Con un incuestionable 86-60, superó a un Obras que extrañó a Gutierrez y solo pudo aguantar un cuarto y algo más antes de que la distancia fuera de 20 puntos (llegó a ser de 30). Lee Roberts fue amo y señor de la noche con 31 puntos y dos bloqueos. Así, Libertad bajó al puntero de la Conferencia Sur y el viernes, recibe al de la Norte.
Era un partido que Libertad debía ganar, para terminar de afianzarse en la remontada después de un arranque de mes complejo. Y vaya si lohizo puesto que, salvo el primer cuarto y algunos minutos del complemento, todo el resto fue de un equipo de alto nivel, que no le dio chances a la visita.
Sabían los aurinegros que en la platea descansaba una de las principales cartas del actual puntero de la Conferencia Sur. Eso terminó siendo aprovechado por Lee Roberts, quien se despachó con 31 puntos, convirtiendo de múltiples maneras.
Pero más allá del interno, hubo otra vez un equipo por detrás, con entrega y sacrificio para ahogar al rival en defensa y demolerlo en ataque. Con esa doble consigna, los aplausos no tardaron en aparecer, cuando apenas transcurría el segundo cuarto.
Con el partido ya planteado en los términos del local, el Tachero intentó lo que pudo para modificar el trámite pero nada le salió y debió mirar cada vez desde más lejos a un Libertad que otra vez demostró que concentrado, es cosa seria.

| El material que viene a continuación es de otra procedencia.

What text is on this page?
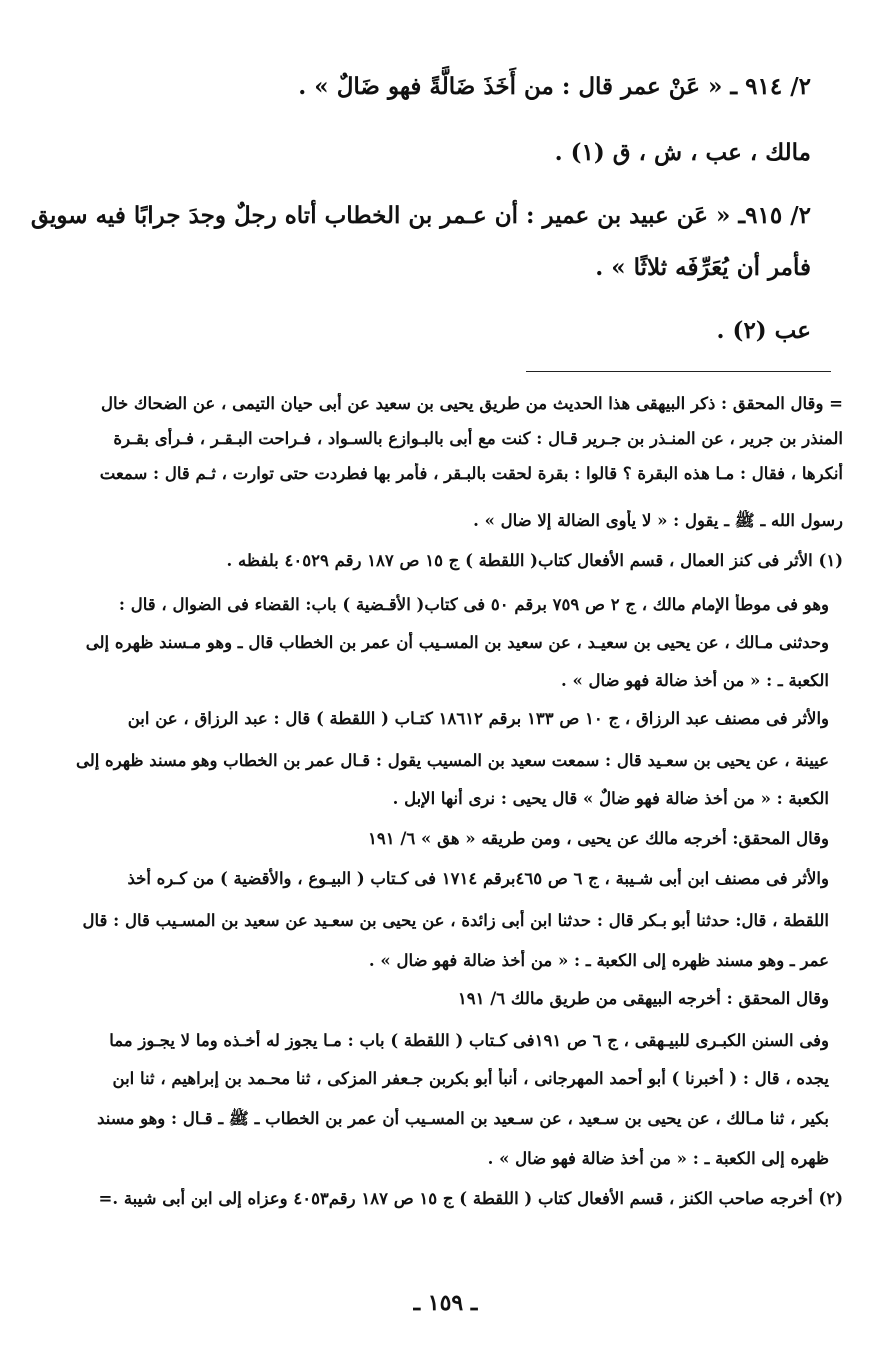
٢/ ٩١٤ ـ « عَنْ عمر قال : من أَخَذَ ضَالَّةً فهو ضَالٌ » .
مالك ، عب ، ش ، ق (١) .
٢/ ٩١٥ـ « عَن عبيد بن عمير : أن عـمر بن الخطاب أتاه رجلٌ وجدَ جرابًا فيه سويق
فأمر أن يُعَرِّفَه ثلاثًا » .
عب (٢) .
= وقال المحقق : ذكر البيهقى هذا الحديث من طريق يحيى بن سعيد عن أبى حيان التيمى ، عن الضحاك خال
المنذر بن جرير ، عن المنـذر بن جـرير قـال : كنت مع أبى بالبـوازع بالسـواد ، فـراحت البـقـر ، فـرأى بقـرة
أنكرها ، فقال : مـا هذه البقرة ؟ قالوا : بقرة لحقت بالبـقر ، فأمر بها فطردت حتى توارت ، ثـم قال : سمعت
رسول الله ـ ﷺ ـ يقول : « لا يأوى الضالة إلا ضال » .
(١) الأثر فى كنز العمال ، قسم الأفعال كتاب( اللقطة ) ج ١٥ ص ١٨٧ رقم ٤٠٥٢٩ بلفظه .
وهو فى موطأ الإمام مالك ، ج ٢ ص ٧٥٩ برقم ٥٠ فى كتاب( الأقـضية ) باب: القضاء فى الضوال ، قال :
وحدثنى مـالك ، عن يحيى بن سعيـد ، عن سعيد بن المسـيب أن عمر بن الخطاب قال ـ وهو مـسند ظهره إلى
الكعبة ـ : « من أخذ ضالة فهو ضال » .
والأثر فى مصنف عبد الرزاق ، ج ١٠ ص ١٣٣ برقم ١٨٦١٢ كتـاب ( اللقطة ) قال : عبد الرزاق ، عن ابن
عيينة ، عن يحيى بن سعـيد قال : سمعت سعيد بن المسيب يقول : قـال عمر بن الخطاب وهو مسند ظهره إلى
الكعبة : « من أخذ ضالة فهو ضالٌ » قال يحيى : نرى أنها الإبل .
وقال المحقق: أخرجه مالك عن يحيى ، ومن طريقه « هق » ٦/ ١٩١
والأثر فى مصنف ابن أبى شـيبة ، ج ٦ ص ٤٦٥برقم ١٧١٤ فى كـتاب ( البيـوع ، والأقضية ) من كـره أخذ
اللقطة ، قال: حدثنا أبو بـكر قال : حدثنا ابن أبى زائدة ، عن يحيى بن سعـيد عن سعيد بن المسـيب قال : قال
عمر ـ وهو مسند ظهره إلى الكعبة ـ : « من أخذ ضالة فهو ضال » .
وقال المحقق : أخرجه البيهقى من طريق مالك ٦/ ١٩١
وفى السنن الكبـرى للبيـهقى ، ج ٦ ص ١٩١فى كـتاب ( اللقطة ) باب : مـا يجوز له أخـذه وما لا يجـوز مما
يجده ، قال : ( أخبرنا ) أبو أحمد المهرجانى ، أنبأ أبو بكربن جـعفر المزكى ، ثنا محـمد بن إبراهيم ، ثنا ابن
بكير ، ثنا مـالك ، عن يحيى بن سـعيد ، عن سـعيد بن المسـيب أن عمر بن الخطاب ـ ﷺ ـ قـال : وهو مسند
ظهره إلى الكعبة ـ : « من أخذ ضالة فهو ضال » .
(٢) أخرجه صاحب الكنز ، قسم الأفعال كتاب ( اللقطة ) ج ١٥ ص ١٨٧ رقم٤٠٥٣ وعزاه إلى ابن أبى شيبة .=
ـ ١٥٩ ـ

La temprana diferencia de 20 puntos, que luego fue de 30, hizo que el encuentro ya no fuera tal en los últimos 25 minutos. Estaba claro que iba a ocurrir lo que al aurinegro le pareciera mejor. Un entendible relajamiento local permitió a la visita maquillar en parte el resultado pero ya todo estaba definido, con la mirada atenta en la visita del viernes, un Olímpico que al igual que Obras en el Sur, comanda la Conferencia Norte.